§ Sir A. Bossom
asked the Minister of Food if he will reconsider restoring the potato marketing board with its pre-war powers and, in addition, power to deal with surplus potatoes.
§ Sir T. Dugdale
I have been asked to reply.
As I said in reply to Questions on 18th February, a support price system for the 1955 harvest has been agreed with the National Farmers' Unions subject to the level of support price to be determined for the 1955 harvest in the light of the Annual Review; and this support price system could be operated through a potato marketing board if one were reestablished. It is contemplated that the regulatory and trading powers of such a board would include power to deal with surplus potatoes.
§ Mr. Deedes
asked the Minister of Agriculture whether is now in a position to announce the results of the procedure for the initiation and approval of schemes under the Agricultural Marketing Acts which he promised he would undertake.
§ Sir T. Dugdale
The Secretary of State for the Home Department, the Secretary of State for Scotland and I have now completed our review of this matter. Consultations have taken place with the National Farmers' Unions. We propose to make the following changes which can be carried out within the framework of the Agricultural Marketing Acts.

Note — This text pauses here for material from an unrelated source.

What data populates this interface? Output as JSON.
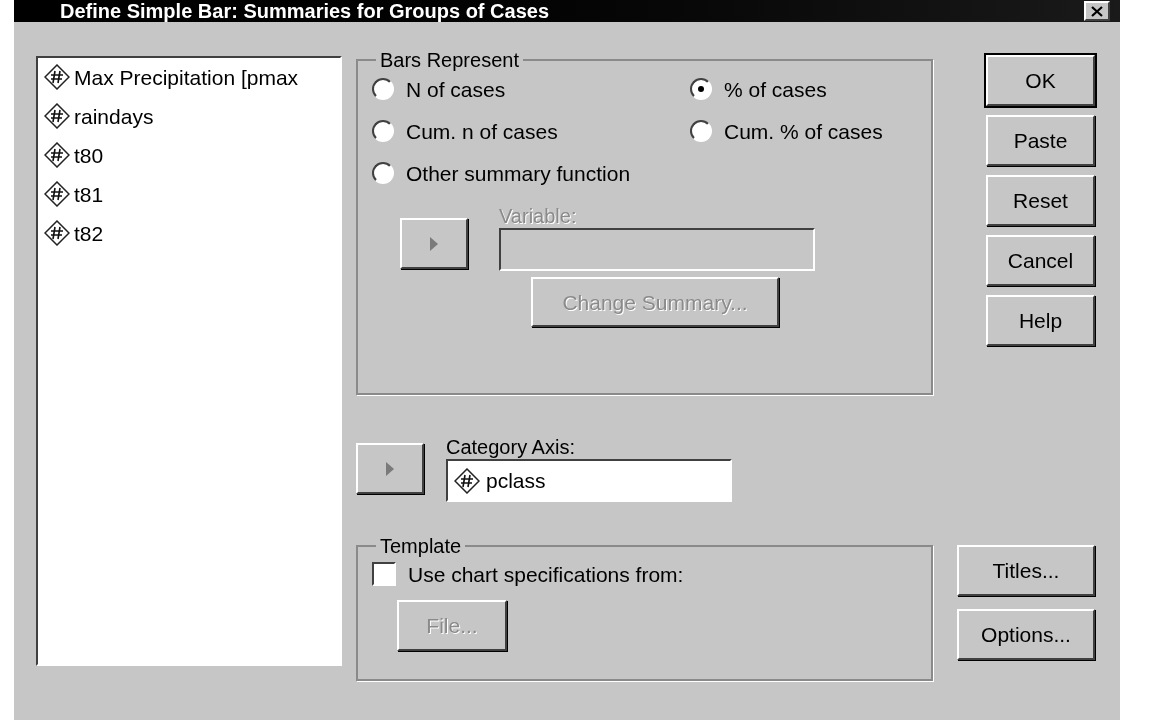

In order to give Members of Parliament an adequate opportunity to study any draft scheme, we propose that the interval between the laying of a draft scheme and its debate in Parliament should normally be at least four weeks. We also propose to make arrangements so that the list of producers, which Ministers are required to furnish to the promoters of a scheme, is used solely for registration purposes and not for purposes of propaganda on the scheme. This will be done by obtaining assurances from the 142W prospective members of the board that the official list will not be made available by the board to anyone but its own officers, or, with the approval of Ministers, any other person to whom the board would be permitted, under the relevant provisions of the Agriculture Act, to make such disclosure; and requiring that material circulated to producers on the basis of the official list should be strictly factual and impartial and should be approved by Ministers.
This will mean that any propaganda, in favour of or against the scheme, can only be conducted on the basis of the register of producers compiled by the board, to which both the board and objectors will have access. So as to provide sufficient time for producers to be canvassed by both the promoters and any objectors to a scheme, a longer interval than has been customary will be allowed between the coming into force of a scheme and the closing of the initial poll of producers; this interval will normally be at least ten weeks.
In addition, in order to make it quite clear that the conduct of the poll of producers is impartial, we propose that in future such polls should be conducted in their entirety by an independent person appointed by Ministers, and that the information to be given in the certificate of the result of any such poll should be prescribed in the scheme. The certificate, or such part of it as Ministers may approve, will be published. Finally, in order to provide reasonable opportunity for objectors to challenge the validity of a poll, and also to give more time for producers to register, the suspensory period between the declaration of the poll and the date on which the main powers in a scheme come into effect, should normally extend for six weeks.
We intend that the time limits contemplated in this procedure should normally be adopted for all future schemes but we would wish to retain discretion to shorten or lengthen these periods if it appeared in the general interest to do so in a particular case. In our opinion these changes in procedure will provide a fair field for both the promoters of, and the objectors to, any scheme, and ensure that the poll is carried out impartially.